In terms of viewing content, AI tools do the same; recommending similar content that the user can watch. Just like Netflix’s ‘Since you watched (name of the movie/drama)’ and then recommends related shows/movies.
· Audience Segmentation
With AI, users can easily work on large data and carry out operations as needed. Doing so helps them produce effective results such as in-depth audience segmentation or personalized segmentation.
Factors such as browsing history, purchases, social media interactions, etc. are taken into account by the AI tools. This allows the marketers to work with the audience’s preferences with a deeper connection.
Instead of targeting just the basic demographics, marketers can use AI to target a ‘highly specified’ audience pool.
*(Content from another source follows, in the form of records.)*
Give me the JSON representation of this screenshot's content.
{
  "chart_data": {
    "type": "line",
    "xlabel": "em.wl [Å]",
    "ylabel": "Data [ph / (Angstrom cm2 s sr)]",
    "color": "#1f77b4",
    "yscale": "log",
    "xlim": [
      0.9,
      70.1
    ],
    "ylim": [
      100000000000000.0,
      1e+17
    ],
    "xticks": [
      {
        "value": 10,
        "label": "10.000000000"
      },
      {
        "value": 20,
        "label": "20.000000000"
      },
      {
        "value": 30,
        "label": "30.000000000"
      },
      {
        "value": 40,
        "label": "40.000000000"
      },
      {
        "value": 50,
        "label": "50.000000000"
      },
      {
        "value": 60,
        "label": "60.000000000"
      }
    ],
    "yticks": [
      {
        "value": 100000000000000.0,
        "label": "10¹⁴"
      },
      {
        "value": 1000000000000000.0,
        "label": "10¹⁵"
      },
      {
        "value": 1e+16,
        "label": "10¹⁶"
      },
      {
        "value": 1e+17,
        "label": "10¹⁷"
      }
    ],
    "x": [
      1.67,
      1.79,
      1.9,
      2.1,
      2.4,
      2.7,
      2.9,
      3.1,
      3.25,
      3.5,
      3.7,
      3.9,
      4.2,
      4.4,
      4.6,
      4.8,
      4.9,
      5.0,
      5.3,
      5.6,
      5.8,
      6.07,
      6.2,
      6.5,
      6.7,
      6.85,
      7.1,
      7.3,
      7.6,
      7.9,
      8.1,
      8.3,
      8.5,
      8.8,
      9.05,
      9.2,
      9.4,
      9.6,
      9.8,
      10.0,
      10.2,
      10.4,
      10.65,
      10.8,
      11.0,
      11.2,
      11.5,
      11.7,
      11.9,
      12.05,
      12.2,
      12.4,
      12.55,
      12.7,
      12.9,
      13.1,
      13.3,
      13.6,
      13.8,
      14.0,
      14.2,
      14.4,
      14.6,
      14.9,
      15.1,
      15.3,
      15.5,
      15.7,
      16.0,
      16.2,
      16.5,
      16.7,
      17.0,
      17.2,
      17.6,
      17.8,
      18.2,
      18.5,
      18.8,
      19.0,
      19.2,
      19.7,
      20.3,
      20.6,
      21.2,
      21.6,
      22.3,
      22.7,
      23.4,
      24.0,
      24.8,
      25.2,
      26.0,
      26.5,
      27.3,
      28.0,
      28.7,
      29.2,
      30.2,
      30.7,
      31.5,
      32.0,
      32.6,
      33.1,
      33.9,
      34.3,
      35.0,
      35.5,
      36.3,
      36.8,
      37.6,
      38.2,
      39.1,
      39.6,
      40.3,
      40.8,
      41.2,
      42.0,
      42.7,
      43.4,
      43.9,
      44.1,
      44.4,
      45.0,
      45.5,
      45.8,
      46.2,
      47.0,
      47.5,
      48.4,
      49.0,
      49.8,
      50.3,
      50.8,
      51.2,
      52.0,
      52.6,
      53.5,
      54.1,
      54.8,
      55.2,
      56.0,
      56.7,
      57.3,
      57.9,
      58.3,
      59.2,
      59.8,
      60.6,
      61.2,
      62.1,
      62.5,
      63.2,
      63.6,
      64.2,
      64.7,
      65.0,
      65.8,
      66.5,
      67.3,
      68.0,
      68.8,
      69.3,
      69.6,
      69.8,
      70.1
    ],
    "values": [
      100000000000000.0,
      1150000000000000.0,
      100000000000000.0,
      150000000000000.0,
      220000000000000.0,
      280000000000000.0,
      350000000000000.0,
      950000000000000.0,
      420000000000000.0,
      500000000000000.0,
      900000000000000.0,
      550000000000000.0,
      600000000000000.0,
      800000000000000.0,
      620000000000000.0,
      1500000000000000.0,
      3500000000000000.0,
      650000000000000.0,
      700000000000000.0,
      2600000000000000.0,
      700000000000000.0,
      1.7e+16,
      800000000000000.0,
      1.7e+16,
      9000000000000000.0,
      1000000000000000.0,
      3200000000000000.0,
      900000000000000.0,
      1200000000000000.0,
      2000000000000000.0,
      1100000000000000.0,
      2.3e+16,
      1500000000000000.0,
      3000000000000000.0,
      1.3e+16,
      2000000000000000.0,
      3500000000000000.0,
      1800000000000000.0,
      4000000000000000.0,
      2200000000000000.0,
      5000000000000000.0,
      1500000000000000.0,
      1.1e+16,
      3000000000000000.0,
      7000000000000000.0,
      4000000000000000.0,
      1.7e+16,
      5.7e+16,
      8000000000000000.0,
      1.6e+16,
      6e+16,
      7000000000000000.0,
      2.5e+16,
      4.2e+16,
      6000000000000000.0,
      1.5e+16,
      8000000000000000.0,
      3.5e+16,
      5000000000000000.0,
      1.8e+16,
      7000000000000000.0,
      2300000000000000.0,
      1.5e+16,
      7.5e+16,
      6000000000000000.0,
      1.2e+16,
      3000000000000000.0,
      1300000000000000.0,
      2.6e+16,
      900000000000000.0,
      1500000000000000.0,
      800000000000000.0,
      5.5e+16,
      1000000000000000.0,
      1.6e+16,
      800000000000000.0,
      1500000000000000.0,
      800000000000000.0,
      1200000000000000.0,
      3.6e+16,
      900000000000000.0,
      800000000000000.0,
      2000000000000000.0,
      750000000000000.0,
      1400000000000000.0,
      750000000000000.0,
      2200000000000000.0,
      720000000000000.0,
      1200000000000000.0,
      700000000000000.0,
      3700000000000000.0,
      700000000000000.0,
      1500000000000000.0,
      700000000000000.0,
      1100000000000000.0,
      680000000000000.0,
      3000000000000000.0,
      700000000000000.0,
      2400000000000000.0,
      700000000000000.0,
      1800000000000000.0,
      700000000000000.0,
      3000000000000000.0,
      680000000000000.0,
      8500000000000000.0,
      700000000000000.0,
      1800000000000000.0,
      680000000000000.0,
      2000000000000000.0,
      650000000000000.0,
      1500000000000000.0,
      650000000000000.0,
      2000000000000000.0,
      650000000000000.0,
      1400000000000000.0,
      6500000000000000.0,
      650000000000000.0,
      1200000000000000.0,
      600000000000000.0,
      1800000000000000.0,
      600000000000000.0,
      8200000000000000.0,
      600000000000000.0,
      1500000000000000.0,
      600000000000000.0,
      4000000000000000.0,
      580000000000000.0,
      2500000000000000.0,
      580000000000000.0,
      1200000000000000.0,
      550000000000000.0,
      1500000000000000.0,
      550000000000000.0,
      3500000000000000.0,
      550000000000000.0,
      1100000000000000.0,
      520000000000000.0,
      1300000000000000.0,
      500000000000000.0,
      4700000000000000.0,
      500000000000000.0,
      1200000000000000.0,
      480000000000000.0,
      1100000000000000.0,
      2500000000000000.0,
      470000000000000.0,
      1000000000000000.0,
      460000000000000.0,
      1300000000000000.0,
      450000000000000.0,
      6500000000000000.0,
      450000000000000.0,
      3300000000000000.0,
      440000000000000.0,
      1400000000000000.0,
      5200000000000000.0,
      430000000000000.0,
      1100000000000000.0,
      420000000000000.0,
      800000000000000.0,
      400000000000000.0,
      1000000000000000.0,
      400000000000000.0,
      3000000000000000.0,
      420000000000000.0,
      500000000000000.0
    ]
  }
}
Marketers can use this to promote their products and services to targeted audiences better than before.
· Interactive Entertainment
AI in video games allows producers to make the games more interactive. From improving NPC (non-playable character) logic and actions to improving the mechanics of the game, AI does it all.
Ethical Implications of AI in Creative Industries
While AI has been quite helpful when it comes to streamlining the processes for almost every field, there are some ethical boundaries that are concerning its use.
- Copyright and Ownership: this has always been an issue with the use of AI, termed the ‘intellectual property problem’. Since AI is using prompts to find patterns online and then generate the content, it results in infringement of property or content.
- AI processes such as deepfakes can enable users to use any image, voice, or video and exchange with any content (face, voice, etc.) they want. This is dangerous on a whole different level, particularly associated with cybercrime, identity theft, and spread of false information, and more.
- Companies using AI reported more than 30% of employees losing their jobs due to its application. This only indicates that the use of AI is creating unrest and job displacements for existing employees.
The Future of AI-Driven Content Production
With the rapid use of AI, we’re using numerous forms of content production. However, one thing’s for sure; the bar for producing quality content is higher than ever! Since AI is already churning out immense content, AI detectors must operate effectively to identify content that actually produces value.